This Article is From Jan 22, 2015

What Vajpayee Did Is Jaitley's Strategy.

(M.K. Venu is Executive Editor of Amar Ujala publications group)

Finance Minister Arun Jaitley does not want the market to look at the forthcoming budget as "make or break" for the NDA government. So Jaitley is at pains to suggest that a lot of important "reform measures" are happening outside the budget. He cited 2 weeks ago as an example that the increase in excise duties to support the funding of road projects by the government because the private sector is not coming forward to build roads. Nearly 70% of all new highway projects will be government-funded. Jaitley also talked at a function hosted by a private TV channel 2 days ago of key legislative reforms which are already in place, though the Land Acquisition Ordinance is a political hot potato which can potentially derail the budget session.
      
Jaitley is downplaying the budget exercise and pointing to important decisions have happened outside the budget precisely because he wants to dilute the "make or break" tag which the stock market is giving the budget exercise. The burden of over-expectation is something the Modi government has been grappling with over the last 8 months. This remains a millstone around Jaitley's neck.
         
So what are the big ideas the budget can unveil that will lift the animal spirits of India Inc and the markets? One theme which Jaitley has already clearly underlined is that the budget 2015-16 will focus on public investment-driven strategy to revive economic growth. This is interesting because both India and the world economy are still caught in a business-down cycle which is expected to further deepen because of the recent crash in global commodity prices. History tells us that a secular fall in global commodity prices lasts for some years and it hinders growth recovery.
 
It is fascinating to note that the NDA government under Vajpayee had also got trapped in a five year global commodity slump( 1998 to 2003) which brought down the average GDP growth rate to sub 5 % from 2000-01 to 2002-03. That is also the period when Vajpayee embarked on a massive public investment programme in roads, power and other infrastructure projects. The fiscal deficit during this period was between 5.5 to 6% of GDP, quite high by normally acceptable standards.

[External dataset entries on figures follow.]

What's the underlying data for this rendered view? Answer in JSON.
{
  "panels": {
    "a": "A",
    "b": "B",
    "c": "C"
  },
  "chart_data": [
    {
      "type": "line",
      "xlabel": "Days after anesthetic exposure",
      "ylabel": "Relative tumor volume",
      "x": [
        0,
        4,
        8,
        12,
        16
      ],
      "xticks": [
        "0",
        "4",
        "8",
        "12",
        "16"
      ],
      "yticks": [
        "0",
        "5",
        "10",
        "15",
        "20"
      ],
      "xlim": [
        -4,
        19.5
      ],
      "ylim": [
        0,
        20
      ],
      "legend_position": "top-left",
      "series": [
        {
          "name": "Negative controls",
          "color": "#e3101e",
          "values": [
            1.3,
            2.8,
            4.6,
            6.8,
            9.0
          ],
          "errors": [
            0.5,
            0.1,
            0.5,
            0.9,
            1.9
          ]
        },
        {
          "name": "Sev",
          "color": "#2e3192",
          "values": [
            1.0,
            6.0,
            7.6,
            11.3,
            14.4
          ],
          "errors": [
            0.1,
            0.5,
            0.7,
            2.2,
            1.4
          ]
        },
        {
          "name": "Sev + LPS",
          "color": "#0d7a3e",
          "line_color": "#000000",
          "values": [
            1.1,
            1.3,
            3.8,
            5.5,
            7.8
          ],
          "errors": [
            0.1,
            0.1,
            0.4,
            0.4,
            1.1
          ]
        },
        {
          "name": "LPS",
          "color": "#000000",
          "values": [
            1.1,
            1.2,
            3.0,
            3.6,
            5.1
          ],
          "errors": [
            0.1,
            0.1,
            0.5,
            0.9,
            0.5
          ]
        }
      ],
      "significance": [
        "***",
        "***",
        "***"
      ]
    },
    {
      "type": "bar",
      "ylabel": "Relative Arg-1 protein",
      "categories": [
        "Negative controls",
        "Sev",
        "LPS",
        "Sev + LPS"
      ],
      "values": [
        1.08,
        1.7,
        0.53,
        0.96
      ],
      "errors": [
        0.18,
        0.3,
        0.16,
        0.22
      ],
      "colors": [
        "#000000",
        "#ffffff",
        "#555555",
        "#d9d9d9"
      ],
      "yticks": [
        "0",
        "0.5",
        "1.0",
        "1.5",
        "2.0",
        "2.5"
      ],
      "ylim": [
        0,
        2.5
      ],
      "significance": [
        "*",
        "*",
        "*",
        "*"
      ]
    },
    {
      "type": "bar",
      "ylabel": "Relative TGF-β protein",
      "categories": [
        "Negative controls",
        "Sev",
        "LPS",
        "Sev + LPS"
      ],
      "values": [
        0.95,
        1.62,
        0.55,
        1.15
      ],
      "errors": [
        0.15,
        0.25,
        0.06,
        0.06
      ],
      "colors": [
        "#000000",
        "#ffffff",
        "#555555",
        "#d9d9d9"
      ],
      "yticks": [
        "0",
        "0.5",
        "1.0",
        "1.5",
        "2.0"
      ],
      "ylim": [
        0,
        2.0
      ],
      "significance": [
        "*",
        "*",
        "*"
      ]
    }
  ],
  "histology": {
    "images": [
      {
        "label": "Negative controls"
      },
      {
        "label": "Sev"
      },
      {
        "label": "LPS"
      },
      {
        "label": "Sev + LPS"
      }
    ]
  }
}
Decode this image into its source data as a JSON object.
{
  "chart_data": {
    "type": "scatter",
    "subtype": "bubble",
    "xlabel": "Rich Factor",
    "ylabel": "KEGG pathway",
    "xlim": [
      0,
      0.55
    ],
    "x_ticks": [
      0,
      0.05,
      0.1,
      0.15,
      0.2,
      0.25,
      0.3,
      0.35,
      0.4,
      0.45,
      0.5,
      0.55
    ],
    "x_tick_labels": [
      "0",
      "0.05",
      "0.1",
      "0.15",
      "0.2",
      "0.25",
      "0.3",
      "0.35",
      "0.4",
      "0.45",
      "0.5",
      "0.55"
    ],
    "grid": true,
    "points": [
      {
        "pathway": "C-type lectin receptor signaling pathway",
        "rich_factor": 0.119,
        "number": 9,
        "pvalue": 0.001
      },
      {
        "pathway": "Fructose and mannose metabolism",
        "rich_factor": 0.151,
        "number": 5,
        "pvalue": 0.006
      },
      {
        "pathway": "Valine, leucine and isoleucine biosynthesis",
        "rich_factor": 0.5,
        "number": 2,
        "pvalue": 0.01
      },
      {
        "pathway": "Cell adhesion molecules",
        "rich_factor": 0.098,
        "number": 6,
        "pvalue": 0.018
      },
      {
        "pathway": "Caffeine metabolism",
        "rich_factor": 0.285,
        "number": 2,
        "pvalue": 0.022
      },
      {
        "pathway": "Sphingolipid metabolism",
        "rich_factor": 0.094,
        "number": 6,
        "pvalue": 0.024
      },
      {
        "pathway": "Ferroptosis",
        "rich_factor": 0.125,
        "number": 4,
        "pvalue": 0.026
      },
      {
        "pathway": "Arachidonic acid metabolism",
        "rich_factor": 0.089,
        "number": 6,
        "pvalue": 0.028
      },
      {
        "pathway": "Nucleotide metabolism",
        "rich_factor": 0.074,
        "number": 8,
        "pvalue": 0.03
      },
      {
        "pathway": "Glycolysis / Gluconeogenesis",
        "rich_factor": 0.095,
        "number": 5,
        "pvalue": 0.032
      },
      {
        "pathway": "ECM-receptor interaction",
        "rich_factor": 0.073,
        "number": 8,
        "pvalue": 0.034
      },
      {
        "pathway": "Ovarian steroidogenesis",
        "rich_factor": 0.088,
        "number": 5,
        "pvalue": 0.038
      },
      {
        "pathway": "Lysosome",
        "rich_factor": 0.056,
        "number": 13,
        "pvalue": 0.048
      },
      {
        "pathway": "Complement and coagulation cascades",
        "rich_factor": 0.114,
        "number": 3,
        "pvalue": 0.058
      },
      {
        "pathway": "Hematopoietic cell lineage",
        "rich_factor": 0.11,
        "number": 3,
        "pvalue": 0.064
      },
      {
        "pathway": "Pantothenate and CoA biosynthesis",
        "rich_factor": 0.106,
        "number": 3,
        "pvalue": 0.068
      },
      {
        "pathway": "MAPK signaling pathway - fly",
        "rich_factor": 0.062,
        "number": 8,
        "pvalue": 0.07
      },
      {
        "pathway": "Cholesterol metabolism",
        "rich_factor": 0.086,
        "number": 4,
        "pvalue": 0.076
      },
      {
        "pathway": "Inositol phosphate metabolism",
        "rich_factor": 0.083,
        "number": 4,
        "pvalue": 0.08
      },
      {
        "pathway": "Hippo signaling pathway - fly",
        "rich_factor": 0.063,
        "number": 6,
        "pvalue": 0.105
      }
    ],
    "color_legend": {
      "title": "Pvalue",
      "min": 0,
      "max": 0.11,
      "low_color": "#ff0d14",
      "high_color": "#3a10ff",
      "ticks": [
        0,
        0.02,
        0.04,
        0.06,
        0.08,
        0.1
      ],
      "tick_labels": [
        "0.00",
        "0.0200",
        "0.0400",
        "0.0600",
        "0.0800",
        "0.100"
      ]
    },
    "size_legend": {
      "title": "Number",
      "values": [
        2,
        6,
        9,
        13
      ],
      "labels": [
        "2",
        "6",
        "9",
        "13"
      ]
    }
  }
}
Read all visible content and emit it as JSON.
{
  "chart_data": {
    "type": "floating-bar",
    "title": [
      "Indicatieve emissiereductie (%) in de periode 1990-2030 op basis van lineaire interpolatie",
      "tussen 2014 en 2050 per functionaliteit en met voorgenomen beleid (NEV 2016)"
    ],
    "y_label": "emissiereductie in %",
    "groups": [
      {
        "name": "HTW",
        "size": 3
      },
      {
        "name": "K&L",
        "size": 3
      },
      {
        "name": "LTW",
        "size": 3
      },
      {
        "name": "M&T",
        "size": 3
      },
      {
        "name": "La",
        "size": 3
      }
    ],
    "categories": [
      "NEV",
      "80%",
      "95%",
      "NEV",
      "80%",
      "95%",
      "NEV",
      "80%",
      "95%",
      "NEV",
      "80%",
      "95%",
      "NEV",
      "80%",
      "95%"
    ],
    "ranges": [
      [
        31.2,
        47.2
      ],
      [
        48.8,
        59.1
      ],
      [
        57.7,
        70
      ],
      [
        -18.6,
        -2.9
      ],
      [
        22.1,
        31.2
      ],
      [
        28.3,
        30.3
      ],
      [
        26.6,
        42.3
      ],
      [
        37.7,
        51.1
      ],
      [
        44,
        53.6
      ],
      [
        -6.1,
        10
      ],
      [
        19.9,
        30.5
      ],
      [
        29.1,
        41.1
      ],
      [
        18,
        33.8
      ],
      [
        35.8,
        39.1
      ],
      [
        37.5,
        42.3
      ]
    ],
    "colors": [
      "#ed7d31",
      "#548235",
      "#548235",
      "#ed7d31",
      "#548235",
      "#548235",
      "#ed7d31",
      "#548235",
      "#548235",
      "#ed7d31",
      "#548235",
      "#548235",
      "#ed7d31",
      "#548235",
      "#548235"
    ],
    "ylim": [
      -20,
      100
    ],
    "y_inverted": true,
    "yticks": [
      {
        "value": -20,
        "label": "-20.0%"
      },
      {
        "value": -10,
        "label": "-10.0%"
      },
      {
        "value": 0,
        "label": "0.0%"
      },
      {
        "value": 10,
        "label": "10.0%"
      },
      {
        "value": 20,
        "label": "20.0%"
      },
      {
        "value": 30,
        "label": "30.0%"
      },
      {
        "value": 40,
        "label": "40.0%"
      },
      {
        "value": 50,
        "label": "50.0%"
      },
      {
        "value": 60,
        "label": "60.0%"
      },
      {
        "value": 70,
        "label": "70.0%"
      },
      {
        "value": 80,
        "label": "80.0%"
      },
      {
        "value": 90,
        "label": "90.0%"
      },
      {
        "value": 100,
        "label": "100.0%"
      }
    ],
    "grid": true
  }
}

So are Modi and Jaitley caught in a similar situation as Vajpayee and Yashwant Sinha/Jaswant Singh were back in 2000 to 2003? The parallels between the two periods are uncanny. Jaitley has also responded with the Keynesian idea of public investment led growth strategy. Suresh Prabhu, Minister for Railways, echoed a similar sentiment when he told me that modernization and expansion of Indian Railways alone will require close to $100 billion over the next five to seven years. If this is seriously implemented, about 2 percentage points could be added to India's GDP by the Indian Railways alone over the next five years, says Prabhu.
        
So, one clearly gets the sense that the NDA will use public investment strategy to boost the infrastructure in roads, power, transport etc. The question is how will Jaitley communicate to the market and global rating agencies that a public investment led strategy to fund productive investments in infrastructure is not such a bad thing? In his previous budget, Jaitley took up the challenge to follow a strict fiscal road map and take the fiscal deficit down to about 3.6% by March 2016. Clearly, the Finance Minister will have to give up this goal for now as he focuses on a public investment led growth revival against the backdrop of worsening consumer demand in India as well as the rest of the world.

The global markets and rating agencies may not take such a negative view of a somewhat higher fiscal deficit which is used for productive investments.
       
Since consumer demand-led growth will take time, the Finance Minister's best bet is to focus on an investment-led growth strategy, especially in infrastructure. To facilitate investment-led growth in manufacturing, Jaitley is likely to come up with some tax concessions for businesses participating in "Make in India" project. One obvious idea the Finance Minister could explore is to bring the corporate tax paid by foreign companies on an even keel with the Indian companies. Currently, foreign companies not incorporated in India pay about 10 percent higher corporate tax than their domestic counterparts. Many years ago, China had made the tax regime level playing for foreign companies to boost FDI in several sectors.

This seems like low-hanging fruit for Jaitley. It won't hurt anyone domestically while making it attractive for foreign companies to participate in the "Make in India" mission. Also, it must be kept in mind that foreign companies have cash (American corporations are sitting on $2 trillion of surplus cash which is equal to India's GDP). Indian companies are mostly strapped for cash today with over-leveraged balance sheets.
         
So the first phase of "Make in India" will have to be driven by either the government/PSUs or foreign companies. To revive consumer demand, especially in rural areas, the government needs to urgently widen its price stabilisation fund for farmers who have been badly hit by plunging agriculture prices. The budget is likely to have some measures in that direction. Indian businesses have asked for a stable tax regime and would expect Jaitley to articulate it more clearly than he did in his last budget. It remains to be seen whether the government will substantially cut welfare schemes of the UPA government. BJP President Amit Shah, addressing the cream of Mumbai businessmen in a function organised by a business news channel,  said that the BJP does not agree with their definition of "reforms" and will strive to build a welfare state. Will this reflect in the Budget?